Старик не огорчился, прикинул:
— Десять лет плюс к моим — раньше ста не выйду. Да-а, оказия… Ведь не для себя брал. Правнучек Михрюта весь извелся, у других у всех есть велики, у него нету. Ну уж что, думаю, пусть прокатится хотя бы за ограду. Тут и накрыли. Как думаешь, учтет суд, что не для себя?
— Навряд ли. Если бы «мерседес» угнал, тогда учли бы.
— Понятно… Тебе-то самому что грозит?
— Ничего. Отпустят сегодня. Я человека порешил, в этом преступления нет.
Подремать ему не дали, но хоть покурил. Вскоре пришел сержант, растолкал алкашей, нещадно пиная их ногами, и увел на работу. Следом другой сержант приволок бачок с обедом, который одновременно являлся и ужином: кормили раз в день, на ночь еще наливали по кружке кипятка с какой-то ржавчиной, обозначавшей чайную заварку. Сержант кинул в алюминиевые миски по черпаку горячей пшенной каши, приправленной маслом машинного цвета и запаха.
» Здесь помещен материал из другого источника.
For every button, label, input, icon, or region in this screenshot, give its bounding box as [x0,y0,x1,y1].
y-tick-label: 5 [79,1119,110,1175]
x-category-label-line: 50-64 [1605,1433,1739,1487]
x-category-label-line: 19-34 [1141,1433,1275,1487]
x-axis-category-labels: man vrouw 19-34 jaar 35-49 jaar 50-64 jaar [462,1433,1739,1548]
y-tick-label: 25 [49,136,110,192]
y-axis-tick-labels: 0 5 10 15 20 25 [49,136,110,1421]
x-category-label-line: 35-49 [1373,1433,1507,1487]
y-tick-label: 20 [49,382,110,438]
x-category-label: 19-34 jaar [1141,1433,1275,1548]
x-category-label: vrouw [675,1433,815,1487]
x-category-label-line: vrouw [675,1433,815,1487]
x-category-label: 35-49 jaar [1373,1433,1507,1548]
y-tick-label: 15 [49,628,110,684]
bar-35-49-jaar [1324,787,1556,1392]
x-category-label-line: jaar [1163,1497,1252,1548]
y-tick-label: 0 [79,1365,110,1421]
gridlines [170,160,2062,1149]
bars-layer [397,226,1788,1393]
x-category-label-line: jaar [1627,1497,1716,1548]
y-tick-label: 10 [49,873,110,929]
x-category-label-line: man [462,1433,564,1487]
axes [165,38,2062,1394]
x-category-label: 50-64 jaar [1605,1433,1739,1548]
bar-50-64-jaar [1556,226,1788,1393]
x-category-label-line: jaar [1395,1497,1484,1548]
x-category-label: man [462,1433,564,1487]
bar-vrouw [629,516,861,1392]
Выдал на троих буханку черняги.
Мышкин снял ботинок и достал из носка смятую денежную купюру пятидесятидолларового достоинства.
— Принеси, соколик, жратвы нормальной и бутылку беленькой.
Сержант сказал: «Будет сделано», — и подмигнул Мышкину.
Значение этого подмигивания Мышкин понял минут двадцать спустя, когда в камеру втолкнули нового постояльца — парня лет двадцати шести — двадцати семи, в кожане, в каучуковых мокасах пехотного образца, с острым и наглым, как у коршуна, лицом. Глаза у парня словно затянуты слюдяной пленкой: ничего не выражают. Мышкину не потребовалось смотреть на него два раза, чтобы уяснить, зачем он пришел. Они с дедом и приватизатором только что разделали на газетке жареную курицу, порезали помидоры и собирались приступить к трапезе.
— Садись, милок, — пригласил Мышкин. — Присоединяйся. За что тебя?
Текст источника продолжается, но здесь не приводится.